- Periods: Heavy Neolithic, Neolithic
- Cultures: Qaraoun culture
- Location: 8.5 kilometres (5.3 mi) south southeast of Beirut, Lebanon

Site notes
- Archaeologists: Lorraine Copeland, Henri Fleisch
- Condition: built up
- Public access: Yes

= Ourrouar =

Archaeological sites in Lebanon

Ourrouar is a series of archaeological sites approximately 8.5 km south southeast of Beirut, Lebanon. It is near Hadeth south on the north side of the Nahr Ghedir.

==Ourrouar I==

Ourrouar I is 300 m east of the bridge over Nahr Ghedir on a platform of sandy, brown Neogene conglomerates on sloping river terraces to the south of the road to Wadi Chahrour. The deposits appear to have been moved from elsewhere, so it is suggested to be a false site by Lorraine Copeland, who found it in 1964 and collected tools made out of shiny, yellow flint that were examined by Henri Fleisch and M. Gigout. Middle Paleolithic forms were found there including Levallois tortoise cores, point-cores, scrapers and flakes that are similar in form to the assemblage found at Mazraat Beit Chaar. Material is held by the Museum of Lebanese Prehistory.

==Ourrouar II==

Ourrouar II is 500 m east of the bridge over Nahr Ghedir on slopes of cemented conglomerates behind two empty houses. The site was discovered and Heavy Neolithic material recovered along with traces of other morphologies by Peter Wescombe in 1965. Finds included a rough, celt-shaped axe, numerous short, heavy picks, a chopper, burins, flakes and blades in poor quality grey flint, several of which were rather large in size. Another smaller group of tools was found on the lower and western slopes made of flint that had patinated to white that included steep-scrapers and sickle blade elements. The lower slopes of the site were destroyed during new road construction.

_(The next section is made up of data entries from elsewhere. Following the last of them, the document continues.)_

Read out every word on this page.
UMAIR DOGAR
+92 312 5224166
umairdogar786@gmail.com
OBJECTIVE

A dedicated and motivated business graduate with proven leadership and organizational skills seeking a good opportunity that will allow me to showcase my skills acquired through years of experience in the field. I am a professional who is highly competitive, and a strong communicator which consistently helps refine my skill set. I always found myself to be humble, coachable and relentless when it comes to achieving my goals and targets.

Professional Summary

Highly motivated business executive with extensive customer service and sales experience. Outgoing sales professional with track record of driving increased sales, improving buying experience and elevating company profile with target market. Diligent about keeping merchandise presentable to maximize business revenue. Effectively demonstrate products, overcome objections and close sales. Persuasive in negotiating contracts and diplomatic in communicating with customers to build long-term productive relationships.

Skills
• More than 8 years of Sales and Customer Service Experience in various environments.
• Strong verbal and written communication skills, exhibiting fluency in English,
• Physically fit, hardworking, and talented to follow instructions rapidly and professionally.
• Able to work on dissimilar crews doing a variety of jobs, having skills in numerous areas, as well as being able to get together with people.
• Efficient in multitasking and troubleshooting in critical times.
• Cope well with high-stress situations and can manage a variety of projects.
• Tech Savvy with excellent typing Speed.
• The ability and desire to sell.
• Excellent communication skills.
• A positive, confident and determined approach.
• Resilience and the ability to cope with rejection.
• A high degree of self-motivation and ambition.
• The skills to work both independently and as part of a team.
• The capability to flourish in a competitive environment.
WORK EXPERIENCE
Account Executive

Material is held by the Museum of Lebanese Prehistory. Andrew Moore suggested that the station was a factory site for Heavy Neolithic tools of the Qaraoun culture.

==Ourrouar III==

Ourrouar III or Wadi Chahrour and Salikha a site detected in three locations along the riverbed of the Wadi Chahrour (or Wadi Ghedir) around 400 m upstream, east of the bridge of the Beirut to Sidon road. Collections were made from the first two locations by Auguste Bergy with studies by Henri Fleisch and the third location noted by Peter Wescombe in 1965. Material from location one was mixed with some showing Middle Paleolithic forms including picks, scrapers, flakes and cores. Location two is a section in the 50 m high banks of the stream on a bank of pebbles overlaying a layer of red sand. Henri Fleisch collected Middle Paleolithic appearance material from this red layer, which is suggested to represent a dry period where dunes covered the area. Location three was located west of the riverbed in the foundations of a building cut into the bank amongst terraces planted with olives. A red sand layer of 2 m contained scrapers and cores overlies a deep layer of pebbles. This was covered by black soil containing a few flakes. Two wet periods intervened by a drier one were indicated and the material stored in the Museum of Lebanese Prehistory marked "Salikha".

==Ourrouar IV==

Ourrouar IV is a site where some Neolithic tools were found 600 m to the west of Ourrouar II on a hill overlooking the road between Beirut and Sidon just north of the bridge. Evidence of a Roman occupation was also discovered on the site.

Industrial waste was continuously dumped into the bed of the stream covering the sites with building materials and destroying the undisturbed areas of the banks.